Posted By on Wed, Nov 18, 1998 at 12:00 AM

Writer-director Manuel Poirier's Western isn't a western but an amiable combination of road movie and buddy movie, its perambulating pair wandering around Brittany, which is on the western coast of France. This character comedy, laid-back and low-keyed, has a slight narrative momentum nudged along by the antic behavior of its two stars.

Paco (Sergi Lopez) is a Spanish traveling shoe salesman who one day picks up a seemingly innocuous hitchhiker, a Russian émigré called Nino (Sacho Bourdo). Nino manages to steal Paco's car, which contains his precious supply of shoes, leaving him stranded and, after his employer finds out about his careless loss, jobless. Later he runs into Nino, who has somehow lost the shoe-packed car, and pummels him senseless. Feeling remorseful, he visits the battered thief in the hospital. A friendship, based on shared hard luck, blooms.

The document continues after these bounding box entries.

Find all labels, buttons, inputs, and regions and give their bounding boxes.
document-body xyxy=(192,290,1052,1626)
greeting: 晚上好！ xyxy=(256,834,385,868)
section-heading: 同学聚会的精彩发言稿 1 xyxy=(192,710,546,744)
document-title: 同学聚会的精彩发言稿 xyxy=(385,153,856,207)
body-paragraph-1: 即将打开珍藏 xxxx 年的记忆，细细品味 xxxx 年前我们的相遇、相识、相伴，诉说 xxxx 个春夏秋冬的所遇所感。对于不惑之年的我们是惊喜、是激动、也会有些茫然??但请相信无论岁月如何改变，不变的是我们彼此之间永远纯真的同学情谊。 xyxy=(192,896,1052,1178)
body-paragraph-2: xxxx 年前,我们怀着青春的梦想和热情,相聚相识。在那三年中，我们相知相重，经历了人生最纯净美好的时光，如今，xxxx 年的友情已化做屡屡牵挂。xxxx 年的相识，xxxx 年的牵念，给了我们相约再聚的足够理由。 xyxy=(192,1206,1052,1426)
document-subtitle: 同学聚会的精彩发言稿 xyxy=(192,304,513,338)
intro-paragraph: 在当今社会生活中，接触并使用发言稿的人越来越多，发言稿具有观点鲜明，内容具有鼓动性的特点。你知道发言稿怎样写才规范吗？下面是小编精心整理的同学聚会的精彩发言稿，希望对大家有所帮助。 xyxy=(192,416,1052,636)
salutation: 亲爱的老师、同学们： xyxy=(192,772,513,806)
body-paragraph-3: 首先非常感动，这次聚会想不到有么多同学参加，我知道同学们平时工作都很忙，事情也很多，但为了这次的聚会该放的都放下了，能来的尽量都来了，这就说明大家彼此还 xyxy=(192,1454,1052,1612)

The two make for a classic odd couple. Paco is suave in a slightly sullen way and practically has to beat the women off with a stick, while the diminutive and wiry Nino is luckless in love -- small wonder, as he radiates the non-aphrodisiacal qualities of anxiety and dread. Paco has even managed to begin a serious affair between the time of the car theft and his violent reunion with Nino. It's an affair that has reached a crisis point just around the time Paco and Nino begin to bond, so they decide to spend a few weeks roaming the countryside, the former in an agreed temporary separation from his lover, the latter because he has nothing better to do.

The movie has a rambling, off-the-cuff feel, typified by the fact that the duo never travel more than a few miles without deciding to backtrack for some reason. Their journey turns into a quest to find a woman for the hapless Nino and the tone gently seesaws between the comic and the poignant, leisurely winding its way to an ironic conclusion. It's pleasant, warmhearted and light as a soufflé.